Search code examples
pythongensimdoc2vec

Can doc2vec training result could change with same input data, and same parameter?


I'm using Doc2Vec in gensim library, and finding similiarity between movie, with its name as input.

model = doc2vec.Doc2Vec(vector_size=100, alpha=0.025, min_alpha=0.025, window=5)
model.build_vocab(tagged_corpus_list)
model.train(tagged_corpus_list, total_examples=model.corpus_count, epochs=50)

I set parameter like this, and didn't change preprocessing mechanism of input data, didn't changed original data.

similar_doc = model.dv.most_similar(input)

I also used this code to find most similar movie. When I restarted code to train this model, the most similar movie has changed, with changed score. Is this possible? Why? If then, how can I fix the training result?


Solution

  • Yes, this sort of change from run to run is normal. It's well-explained in question 11 of the Gensim FAQ:

    Q11: I've trained my Word2Vec / Doc2Vec / etc model repeatedly using the exact same text corpus, but the vectors are different each time. Is there a bug or have I made a mistake? (*2vec training non-determinism)

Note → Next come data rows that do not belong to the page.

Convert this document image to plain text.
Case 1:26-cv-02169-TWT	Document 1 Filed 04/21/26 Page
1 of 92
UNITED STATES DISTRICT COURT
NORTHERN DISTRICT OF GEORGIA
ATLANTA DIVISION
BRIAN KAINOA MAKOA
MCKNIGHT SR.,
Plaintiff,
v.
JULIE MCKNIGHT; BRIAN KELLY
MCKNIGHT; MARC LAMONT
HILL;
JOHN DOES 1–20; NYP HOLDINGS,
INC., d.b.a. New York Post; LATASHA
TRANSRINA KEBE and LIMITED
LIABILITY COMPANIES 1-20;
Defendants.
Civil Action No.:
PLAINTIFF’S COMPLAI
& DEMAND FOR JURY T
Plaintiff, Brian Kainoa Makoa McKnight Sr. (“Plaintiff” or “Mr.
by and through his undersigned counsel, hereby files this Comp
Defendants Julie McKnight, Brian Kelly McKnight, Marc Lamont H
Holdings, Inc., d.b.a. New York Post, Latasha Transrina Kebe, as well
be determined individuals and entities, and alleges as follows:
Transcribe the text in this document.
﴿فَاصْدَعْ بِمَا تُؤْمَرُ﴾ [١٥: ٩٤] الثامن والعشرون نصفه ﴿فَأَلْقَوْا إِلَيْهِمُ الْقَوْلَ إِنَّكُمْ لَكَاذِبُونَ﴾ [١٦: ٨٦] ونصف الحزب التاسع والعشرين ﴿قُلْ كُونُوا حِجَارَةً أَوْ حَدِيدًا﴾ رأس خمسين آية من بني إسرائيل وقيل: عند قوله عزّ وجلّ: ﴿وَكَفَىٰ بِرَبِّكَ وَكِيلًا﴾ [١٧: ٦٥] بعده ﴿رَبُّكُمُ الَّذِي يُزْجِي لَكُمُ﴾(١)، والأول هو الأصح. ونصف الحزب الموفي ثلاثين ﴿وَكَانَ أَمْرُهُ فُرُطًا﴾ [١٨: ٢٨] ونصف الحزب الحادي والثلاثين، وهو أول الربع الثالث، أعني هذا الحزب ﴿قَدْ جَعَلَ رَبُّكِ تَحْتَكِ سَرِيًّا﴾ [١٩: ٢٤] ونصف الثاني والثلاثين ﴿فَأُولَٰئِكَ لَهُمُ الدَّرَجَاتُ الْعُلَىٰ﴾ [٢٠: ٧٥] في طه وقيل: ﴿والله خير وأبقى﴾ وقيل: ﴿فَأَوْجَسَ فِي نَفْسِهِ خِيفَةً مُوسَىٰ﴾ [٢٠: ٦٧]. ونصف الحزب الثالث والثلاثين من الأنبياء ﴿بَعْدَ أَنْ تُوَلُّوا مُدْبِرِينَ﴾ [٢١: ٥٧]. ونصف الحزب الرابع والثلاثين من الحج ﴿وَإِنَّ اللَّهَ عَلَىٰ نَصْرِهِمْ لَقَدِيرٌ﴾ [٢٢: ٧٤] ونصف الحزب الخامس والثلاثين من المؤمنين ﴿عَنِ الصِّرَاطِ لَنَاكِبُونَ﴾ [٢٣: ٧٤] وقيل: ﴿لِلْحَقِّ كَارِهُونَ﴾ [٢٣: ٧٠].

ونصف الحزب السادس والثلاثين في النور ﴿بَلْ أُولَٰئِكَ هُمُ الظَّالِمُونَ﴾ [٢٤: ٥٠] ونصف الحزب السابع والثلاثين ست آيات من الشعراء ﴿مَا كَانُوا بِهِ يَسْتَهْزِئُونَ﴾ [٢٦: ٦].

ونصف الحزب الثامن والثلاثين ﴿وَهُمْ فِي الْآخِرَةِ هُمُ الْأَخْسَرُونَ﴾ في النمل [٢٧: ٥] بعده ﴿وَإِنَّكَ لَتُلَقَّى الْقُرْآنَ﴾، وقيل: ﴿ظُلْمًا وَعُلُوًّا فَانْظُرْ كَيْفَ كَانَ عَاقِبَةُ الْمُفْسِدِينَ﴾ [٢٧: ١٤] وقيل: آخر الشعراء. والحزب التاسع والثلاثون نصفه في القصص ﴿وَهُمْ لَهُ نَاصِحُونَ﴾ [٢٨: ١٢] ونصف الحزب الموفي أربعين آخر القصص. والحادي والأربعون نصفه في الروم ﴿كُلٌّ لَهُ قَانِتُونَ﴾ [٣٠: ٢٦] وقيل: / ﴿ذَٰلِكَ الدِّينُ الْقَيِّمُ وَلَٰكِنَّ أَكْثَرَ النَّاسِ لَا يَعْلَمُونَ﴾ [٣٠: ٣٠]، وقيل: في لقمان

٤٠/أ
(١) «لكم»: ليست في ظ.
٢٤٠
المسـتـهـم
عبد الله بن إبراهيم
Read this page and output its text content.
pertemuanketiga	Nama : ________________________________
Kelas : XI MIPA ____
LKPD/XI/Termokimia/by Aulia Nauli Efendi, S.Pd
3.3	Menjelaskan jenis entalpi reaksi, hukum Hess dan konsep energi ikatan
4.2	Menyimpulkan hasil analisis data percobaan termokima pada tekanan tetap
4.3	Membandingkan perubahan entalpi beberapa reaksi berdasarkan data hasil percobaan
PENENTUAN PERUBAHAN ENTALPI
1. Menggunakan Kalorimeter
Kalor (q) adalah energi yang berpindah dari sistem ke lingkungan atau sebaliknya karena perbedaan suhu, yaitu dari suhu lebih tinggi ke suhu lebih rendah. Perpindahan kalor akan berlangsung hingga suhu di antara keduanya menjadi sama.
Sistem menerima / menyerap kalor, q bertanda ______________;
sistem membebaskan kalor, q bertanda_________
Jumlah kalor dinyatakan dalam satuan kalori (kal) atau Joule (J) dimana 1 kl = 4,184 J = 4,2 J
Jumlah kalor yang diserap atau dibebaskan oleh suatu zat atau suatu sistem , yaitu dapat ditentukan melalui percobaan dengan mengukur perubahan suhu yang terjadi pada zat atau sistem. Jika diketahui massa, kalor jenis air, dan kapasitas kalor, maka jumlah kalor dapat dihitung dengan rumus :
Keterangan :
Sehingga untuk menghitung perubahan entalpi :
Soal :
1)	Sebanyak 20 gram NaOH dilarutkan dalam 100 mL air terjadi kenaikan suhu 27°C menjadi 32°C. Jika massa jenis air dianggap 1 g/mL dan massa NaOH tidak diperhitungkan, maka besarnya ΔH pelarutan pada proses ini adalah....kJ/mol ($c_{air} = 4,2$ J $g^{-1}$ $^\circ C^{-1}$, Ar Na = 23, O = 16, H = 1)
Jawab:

    Answer: The *2vec models (word2vec, fasttext, doc2vec…) begin with random initialization, then most modes use additional randomization during training. (For example, the training windows are randomly truncated as an efficient way of weighting nearer words higher. The negative examples in the default negative-sampling mode are chosen randomly. And the downsampling of highly-frequent words, as controlled by the sample parameter, is driven by random choices. These behaviors were all defined in the original Word2Vec paper's algorithm description.)

    Even when all this randomness comes from a pseudorandom-number-generator that's been seeded to give a reproducible stream of random numbers (which gensim does by default), the usual case of multi-threaded training can further change the exact training-order of text examples, and thus the final model state. (Further, in Python 3.x, the hashing of strings is randomized each re-launch of the Python interpreter - changing the iteration ordering of vocabulary dicts from run to run, and thus making even the same string-of-random-number-draws pick different words in different launches.)

    So, it is to be expected that models vary from run to run, even trained on the same data. There's no single "right place" for any word-vector or doc-vector to wind up: just positions that are at progressively more-useful distances & directions from other vectors co-trained inside the same model. (In general, only vectors that were trained together in an interleaved session of contrasting uses become comparable in their coordinates.)

    Suitable training parameters should yield models that are roughly as useful, from run-to-run, as each other. Testing and evaluation processes should be tolerant of any shifts in vector positions, and of small "jitter" in the overall utility of models, that arises from the inherent algorithm randomness. (If the observed quality from run-to-run varies a lot, there may be other problems: too little data, poorly-tuned parameters, or errors/weaknesses in the evaluation method.)

    You can try to force determinism, by using workers=1 to limit training to a single thread – and, if in Python 3.x, using the PYTHONHASHSEED environment variable to disable its usual string hash randomization. But training will be much slower than with more threads. And, you'd be obscuring the inherent randomness/approximateness of the underlying algorithms, in a way that might make results more fragile and dependent on the luck of a particular setup. It's better to tolerate a little jitter, and use excessive jitter as an indicator of problems elsewhere in the data or model setup – rather than impose a superficial determinism.

    If the change between runs is small – nearest neighbors mostly the same, with a few in different positions – it's best to tolerate it.

    If the change is big, there's likely some other problem, like insufficient training data or poorly-chosen parameters.

    Notably, min_alpha=0.025 isn't a sensible value - the training is supposed to use a gradually-decreasing value, and the usual default (min_alpha=0.0001) usually doesn't need changing. (If you copied this from an online example: that's a bad example! Don't trust that site unless it explains why it's doing an odd thing.)

    Increasing the number of training epochs, from the default epochs=5 to something like 10 or 20 may also help make run-to-run results more consistent, especially if you don't have plentiful training data.